Pricing may be key to IKEA’s success in Korea

By Korea Herald
  • Published : Dec 28, 2011 - 20:58
  • Updated : Dec 28, 2011 - 20:58

World’s top home furnishing maker moves to open first store here in about 2 years


The eagerly awaited opening of an IKEA store on the outskirts of Seoul has many consumers excited but apprehensive about pricing, and domestic rivals bracing for tight competition.

The Swedish home furnishing giant said Tuesday it bought a site in Gwangmyeong, a satellite city southwest of Seoul, for its first store in Korea.

The store is expected to open in about two years on the 78,198 square-meter site near Gwangmyeong KTX station.

Many consumers are concerned IKEA might follow the footsteps of several foreign fashion brands such as Zara and H&M, which raised their prices in the Korean market.

“I often ask my family members whenever they travel to China to buy IKEA textiles, rugs and lighting products for me and especially my son who is three years old. I don’t know why it took so long for IKEA to launch in Korea,” said Jeon Young-jie, a housewife in her 30s.

“The success of IKEA in Korea will depend on its price, though.

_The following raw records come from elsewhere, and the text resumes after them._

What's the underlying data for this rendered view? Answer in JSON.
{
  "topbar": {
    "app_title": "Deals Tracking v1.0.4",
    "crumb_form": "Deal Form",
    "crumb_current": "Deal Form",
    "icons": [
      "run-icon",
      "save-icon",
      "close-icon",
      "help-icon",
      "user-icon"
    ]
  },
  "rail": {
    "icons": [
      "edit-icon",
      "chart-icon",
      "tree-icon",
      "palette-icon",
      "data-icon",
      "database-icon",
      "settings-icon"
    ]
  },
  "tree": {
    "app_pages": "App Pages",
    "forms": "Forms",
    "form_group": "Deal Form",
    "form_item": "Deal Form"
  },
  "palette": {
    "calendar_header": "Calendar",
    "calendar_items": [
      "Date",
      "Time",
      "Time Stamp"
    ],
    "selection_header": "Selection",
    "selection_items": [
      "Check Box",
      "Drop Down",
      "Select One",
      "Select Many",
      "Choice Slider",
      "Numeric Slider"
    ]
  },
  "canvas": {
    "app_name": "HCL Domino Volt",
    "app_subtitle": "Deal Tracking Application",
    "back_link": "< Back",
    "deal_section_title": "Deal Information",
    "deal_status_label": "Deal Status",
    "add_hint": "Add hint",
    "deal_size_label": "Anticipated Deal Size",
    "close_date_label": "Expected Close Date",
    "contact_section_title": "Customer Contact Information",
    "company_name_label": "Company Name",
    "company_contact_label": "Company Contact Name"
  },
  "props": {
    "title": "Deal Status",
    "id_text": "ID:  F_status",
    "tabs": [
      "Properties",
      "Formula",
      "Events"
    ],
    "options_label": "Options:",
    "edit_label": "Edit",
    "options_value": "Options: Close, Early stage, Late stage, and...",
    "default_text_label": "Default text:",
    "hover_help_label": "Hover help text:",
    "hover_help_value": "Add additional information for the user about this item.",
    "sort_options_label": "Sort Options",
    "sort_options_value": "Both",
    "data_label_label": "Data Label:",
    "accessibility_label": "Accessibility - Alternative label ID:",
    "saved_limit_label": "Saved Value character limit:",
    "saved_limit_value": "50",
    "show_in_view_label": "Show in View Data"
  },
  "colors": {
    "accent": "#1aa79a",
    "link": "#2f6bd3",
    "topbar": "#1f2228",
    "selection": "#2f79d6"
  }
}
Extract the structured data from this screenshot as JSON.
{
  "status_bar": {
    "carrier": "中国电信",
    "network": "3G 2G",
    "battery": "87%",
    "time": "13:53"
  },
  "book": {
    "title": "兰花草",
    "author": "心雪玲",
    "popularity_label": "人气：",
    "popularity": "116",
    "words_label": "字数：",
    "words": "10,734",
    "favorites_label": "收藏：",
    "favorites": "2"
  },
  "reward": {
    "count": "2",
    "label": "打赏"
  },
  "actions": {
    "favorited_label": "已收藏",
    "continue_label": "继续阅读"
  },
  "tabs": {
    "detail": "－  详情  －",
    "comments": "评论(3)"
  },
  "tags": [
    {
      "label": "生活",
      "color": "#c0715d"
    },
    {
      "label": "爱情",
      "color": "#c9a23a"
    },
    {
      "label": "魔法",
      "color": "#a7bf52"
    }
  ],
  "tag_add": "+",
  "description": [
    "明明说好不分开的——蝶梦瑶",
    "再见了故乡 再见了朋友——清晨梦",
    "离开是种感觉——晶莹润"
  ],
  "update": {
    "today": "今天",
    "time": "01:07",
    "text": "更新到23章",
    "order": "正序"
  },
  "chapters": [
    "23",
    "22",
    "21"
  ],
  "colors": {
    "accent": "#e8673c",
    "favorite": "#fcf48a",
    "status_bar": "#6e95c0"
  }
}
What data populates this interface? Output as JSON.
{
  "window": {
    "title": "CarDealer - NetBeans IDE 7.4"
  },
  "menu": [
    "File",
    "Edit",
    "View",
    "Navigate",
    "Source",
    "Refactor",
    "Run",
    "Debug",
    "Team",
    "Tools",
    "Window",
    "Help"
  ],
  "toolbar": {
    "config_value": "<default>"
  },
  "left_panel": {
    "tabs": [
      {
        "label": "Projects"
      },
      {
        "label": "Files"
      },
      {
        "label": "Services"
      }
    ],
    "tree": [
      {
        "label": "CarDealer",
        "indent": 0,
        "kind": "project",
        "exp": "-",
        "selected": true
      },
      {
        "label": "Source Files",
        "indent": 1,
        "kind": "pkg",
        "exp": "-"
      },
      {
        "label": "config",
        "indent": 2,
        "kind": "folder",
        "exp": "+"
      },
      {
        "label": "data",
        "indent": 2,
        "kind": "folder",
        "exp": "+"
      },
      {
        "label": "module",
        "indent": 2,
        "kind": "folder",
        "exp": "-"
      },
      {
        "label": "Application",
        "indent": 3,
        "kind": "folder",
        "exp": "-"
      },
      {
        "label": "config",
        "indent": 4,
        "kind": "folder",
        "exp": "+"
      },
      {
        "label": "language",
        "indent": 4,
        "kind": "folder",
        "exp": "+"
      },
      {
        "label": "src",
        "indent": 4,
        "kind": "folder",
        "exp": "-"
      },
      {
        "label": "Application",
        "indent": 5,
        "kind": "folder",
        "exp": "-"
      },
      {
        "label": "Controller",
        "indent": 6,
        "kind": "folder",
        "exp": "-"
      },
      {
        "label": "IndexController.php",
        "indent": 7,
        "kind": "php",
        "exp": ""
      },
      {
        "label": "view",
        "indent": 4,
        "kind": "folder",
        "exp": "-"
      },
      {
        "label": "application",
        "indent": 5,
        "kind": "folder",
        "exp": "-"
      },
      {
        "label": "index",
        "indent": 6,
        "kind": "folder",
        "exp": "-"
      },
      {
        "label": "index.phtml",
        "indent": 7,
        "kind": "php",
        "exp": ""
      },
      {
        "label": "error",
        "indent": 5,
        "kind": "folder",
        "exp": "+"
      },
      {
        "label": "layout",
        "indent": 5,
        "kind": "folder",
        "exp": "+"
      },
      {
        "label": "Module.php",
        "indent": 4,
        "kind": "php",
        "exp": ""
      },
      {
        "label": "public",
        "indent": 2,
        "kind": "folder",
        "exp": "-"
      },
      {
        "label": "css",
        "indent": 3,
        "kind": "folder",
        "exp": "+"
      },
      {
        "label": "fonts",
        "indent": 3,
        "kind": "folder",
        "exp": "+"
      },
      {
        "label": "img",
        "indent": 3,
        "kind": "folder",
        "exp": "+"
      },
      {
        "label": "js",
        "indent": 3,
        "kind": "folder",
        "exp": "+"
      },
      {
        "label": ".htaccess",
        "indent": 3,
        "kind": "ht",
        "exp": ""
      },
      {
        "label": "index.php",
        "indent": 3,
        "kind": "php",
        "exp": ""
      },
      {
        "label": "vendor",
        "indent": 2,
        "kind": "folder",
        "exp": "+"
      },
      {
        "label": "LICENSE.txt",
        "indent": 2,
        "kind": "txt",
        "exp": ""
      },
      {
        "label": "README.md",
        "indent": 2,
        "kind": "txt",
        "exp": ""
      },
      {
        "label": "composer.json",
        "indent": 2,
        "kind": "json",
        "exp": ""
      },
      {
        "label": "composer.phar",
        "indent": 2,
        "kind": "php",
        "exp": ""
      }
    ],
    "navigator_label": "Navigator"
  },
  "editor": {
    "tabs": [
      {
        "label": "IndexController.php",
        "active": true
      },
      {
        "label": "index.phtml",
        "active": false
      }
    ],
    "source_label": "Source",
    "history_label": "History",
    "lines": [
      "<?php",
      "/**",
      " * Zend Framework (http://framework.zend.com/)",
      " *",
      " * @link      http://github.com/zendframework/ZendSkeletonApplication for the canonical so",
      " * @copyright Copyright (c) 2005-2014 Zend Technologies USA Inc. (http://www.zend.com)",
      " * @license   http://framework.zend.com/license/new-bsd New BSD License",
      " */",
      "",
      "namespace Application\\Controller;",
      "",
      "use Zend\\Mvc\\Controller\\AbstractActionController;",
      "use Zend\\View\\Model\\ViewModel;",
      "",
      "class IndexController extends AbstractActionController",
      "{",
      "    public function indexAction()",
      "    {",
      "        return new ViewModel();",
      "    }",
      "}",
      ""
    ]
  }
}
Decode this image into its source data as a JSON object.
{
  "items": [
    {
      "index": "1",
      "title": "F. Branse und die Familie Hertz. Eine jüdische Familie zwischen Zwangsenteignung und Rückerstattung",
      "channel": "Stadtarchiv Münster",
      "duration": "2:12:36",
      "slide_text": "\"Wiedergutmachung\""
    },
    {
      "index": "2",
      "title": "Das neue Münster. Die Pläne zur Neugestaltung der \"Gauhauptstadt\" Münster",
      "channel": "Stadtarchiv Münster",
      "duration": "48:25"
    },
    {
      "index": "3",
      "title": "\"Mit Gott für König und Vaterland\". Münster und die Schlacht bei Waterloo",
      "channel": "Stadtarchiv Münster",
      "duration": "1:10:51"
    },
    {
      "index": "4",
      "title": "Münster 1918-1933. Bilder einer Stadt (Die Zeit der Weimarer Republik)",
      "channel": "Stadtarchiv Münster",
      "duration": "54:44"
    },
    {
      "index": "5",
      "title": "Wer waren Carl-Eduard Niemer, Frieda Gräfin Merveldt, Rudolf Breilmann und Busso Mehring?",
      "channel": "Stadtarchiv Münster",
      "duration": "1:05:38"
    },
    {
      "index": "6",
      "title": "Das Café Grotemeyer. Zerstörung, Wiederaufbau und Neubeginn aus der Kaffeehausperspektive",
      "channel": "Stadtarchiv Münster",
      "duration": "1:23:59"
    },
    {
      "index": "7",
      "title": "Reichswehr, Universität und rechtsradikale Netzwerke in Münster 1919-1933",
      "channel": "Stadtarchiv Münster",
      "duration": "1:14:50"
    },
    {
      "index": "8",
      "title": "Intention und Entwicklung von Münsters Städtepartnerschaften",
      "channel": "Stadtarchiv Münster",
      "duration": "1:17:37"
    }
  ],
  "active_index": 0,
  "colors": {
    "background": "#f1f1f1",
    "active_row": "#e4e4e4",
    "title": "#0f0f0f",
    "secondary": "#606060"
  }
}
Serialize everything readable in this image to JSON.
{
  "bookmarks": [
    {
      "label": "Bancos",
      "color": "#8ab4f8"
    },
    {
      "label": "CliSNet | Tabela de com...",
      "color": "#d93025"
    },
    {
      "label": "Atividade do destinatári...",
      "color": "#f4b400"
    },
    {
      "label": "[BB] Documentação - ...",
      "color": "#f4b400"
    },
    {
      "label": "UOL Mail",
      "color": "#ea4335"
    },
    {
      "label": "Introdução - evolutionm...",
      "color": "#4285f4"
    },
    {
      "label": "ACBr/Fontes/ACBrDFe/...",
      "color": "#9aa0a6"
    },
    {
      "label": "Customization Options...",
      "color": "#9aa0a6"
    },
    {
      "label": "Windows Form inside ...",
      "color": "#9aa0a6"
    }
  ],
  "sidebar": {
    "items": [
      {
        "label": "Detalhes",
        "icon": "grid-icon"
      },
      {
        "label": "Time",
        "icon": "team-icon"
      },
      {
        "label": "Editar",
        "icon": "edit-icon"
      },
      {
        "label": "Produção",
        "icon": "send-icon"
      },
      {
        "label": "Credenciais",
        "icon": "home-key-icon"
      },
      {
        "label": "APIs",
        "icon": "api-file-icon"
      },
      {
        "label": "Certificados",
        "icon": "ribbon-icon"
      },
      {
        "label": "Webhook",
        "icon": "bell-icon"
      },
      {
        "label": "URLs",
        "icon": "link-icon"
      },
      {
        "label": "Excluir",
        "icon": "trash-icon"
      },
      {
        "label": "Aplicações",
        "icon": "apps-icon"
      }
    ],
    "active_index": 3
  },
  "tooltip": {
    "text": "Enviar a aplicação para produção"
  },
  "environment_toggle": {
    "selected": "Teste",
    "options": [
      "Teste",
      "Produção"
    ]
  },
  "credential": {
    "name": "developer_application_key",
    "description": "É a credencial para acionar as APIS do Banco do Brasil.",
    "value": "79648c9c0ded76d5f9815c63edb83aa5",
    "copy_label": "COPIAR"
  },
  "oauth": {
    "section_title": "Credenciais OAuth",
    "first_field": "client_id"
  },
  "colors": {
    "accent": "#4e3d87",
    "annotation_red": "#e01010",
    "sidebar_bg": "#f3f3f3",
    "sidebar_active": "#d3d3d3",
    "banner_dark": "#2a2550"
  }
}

IKEA products currently sold by individuals through the Internet are way too overpriced. IKEA is popular because of its good design and quality for the price, so there would be no merit if it’s priced higher than in neighboring markets.”
An IKEA store that opened in Sydney, Australia on Nov. 3. (Bloomberg)

Some are skeptical of IKEA’s success here because DIY furniture has never been well-liked in Korea. B&Q, a British DIY and home improvement retailer, entered the Korean market in 2005, opening its first store in Guro-gu, southwestern Seoul, but pulled out two years later due to sluggish sales.

“Korea doesn’t have a major DIY culture. I heard they offer assembly services, but still, I don’t think having to put furniture together would appeal much,” said Kim Sung-min, another housewife in her 30s who lives in Seoul’s southeastern district of Jamsil.

“Also, couldn’t they find anywhere better than Gwangmyeong? It’s too far.”

Internet communities of housewives, Korea’s most powerful consumer group, were awash with similar postings on IKEA’s upcoming lauch.

Lee Da-rai, a public relations representative for IKEA Korea, said nothing about the company’s pricing or product lineup has been decided yet.

“About half of IKEA’s products worldwide are non-furniture, so we call it a home furnishing company instead of a furniture company,” Lee said.

Domestic home furnishing companies are preparing to improve their product quality and after-sales service to fight IKEA’s unbeatable cost competitiveness.

“DIY doesn’t work in Korea, but I’m sure IKEA has its strategies to work that out,” said Kim Dong-sung, spokesperson of Hanseem, Korea’s largest furniture company.

“As for furniture, we target a different group of customers looking for a whole room interior package whereas IKEA caters to customers in their 20s and 30s shopping for single items. IKEA’s strength lies in household appliances, so we plan to focus more on after-sales service as IKEA would obviously have a weak network for service.”

With some 1,300 suppliers in 55 countries, IKEA gives out orders to those that can manufacture its designs at the lowest cost, making its products nearly half the price of Korean furniture.

IKEA, founded in 1943 in Sweden, is the world’s leading home furnishing company with more than 287 stores in 26 countries. In 2011, the IKEA Group recorded 24.7 billion euro ($32.2 billion) in global sales, an increase of 6.9 percent on the previous year.